Niemand mit klarem Sinn wird behaupten, dass ein Team zu führen dieselben Qualifikationen erfordert wie, sagen wir, ein Gutachten zu erstellen. Und doch erfolgt die Auswahl von Führungskräften hierzulande fast ausschließlich so: nach fachlichen Kriterien. Oft werden gute Sacharbeiter zu schlechten Chefs gemacht, weil Qualitäten, die über Fachkenntnisse hinausgehen, beim Aufstieg kaum eine Rolle spielen: Soziale Kompetenz wird in Führungsetagen zwar erwartet, aber nicht überprüft, ethische Kompetenz gilt allenfalls als schmückendes Beiwerk, nicht als Auswahlkriterium.
Dabei sind die vermeintlich verzichtbaren Qualitäten harte Führungs-Skills: Umfragen zeigen, dass Berufstätige erwarten, dass Chefs fair handeln und ethische Werte vertreten. Soziale Qualifikation bedeutet, ein Vertrauensklima herstellen zu können, in dem Mitarbeiter als Person angesehen werden und ohne Angst mit dem Chef reden können. Ethische Qualifikation ist die Fähigkeit, ein Wertesystem zu implementieren, das nicht nur in Hochglanzbroschüren steht, sondern gelebt wird. Beides sorgt für Arbeitszufriedenheit, Loyalität und Motivation – handfeste Argumente für Unternehmen.

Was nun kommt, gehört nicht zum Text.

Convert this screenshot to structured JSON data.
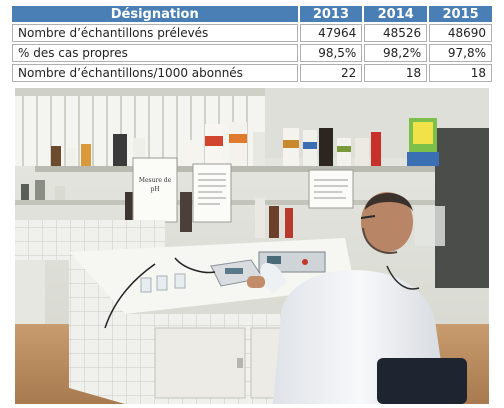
{
  "table": {
    "header": [
      "Désignation",
      "2013",
      "2014",
      "2015"
    ],
    "rows": [
      {
        "label": "Nombre d’échantillons prélevés",
        "values": [
          "47964",
          "48526",
          "48690"
        ]
      },
      {
        "label": "% des cas propres",
        "values": [
          "98,5%",
          "98,2%",
          "97,8%"
        ]
      },
      {
        "label": "Nombre d’échantillons/1000 abonnés",
        "values": [
          "22",
          "18",
          "18"
        ]
      }
    ]
  },
  "photo": {
    "sign_text": [
      "Mesure de",
      "pH"
    ],
    "colors": {
      "lab_coat": "#f4f6f8",
      "bench_tile": "#f0f0ec",
      "floor": "#b98a5c",
      "header_blue": "#4a7fb5"
    }
  }
}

Doch die Wirklichkeit sieht anders aus, wie nicht zuletzt die wiederkehrenden Skandale um Korruption, Gewinnsucht und Kurzsichtigkeit bei Topmanagern zeigen. Die Regelmäßigkeit, mit der solche Verfehlungen auftreten, ist nicht zuletzt eine Frage einer Personalauswahl, die den falschen Kriterien folgt. In vielen Unternehmen herrscht die Ansicht, die Fähigkeit zu führen ergebe sich von selbst, als gleichsam selige Erkenntnis. Der daraus resultierende Führungsstil kann nur katastrophal sein. Unsinnig ist auch die Behauptung, dass Eigentum zur Führung befähigt. Dass jemand von Rechts wegen führen darf, bedeutet nicht, dass er es auch kann.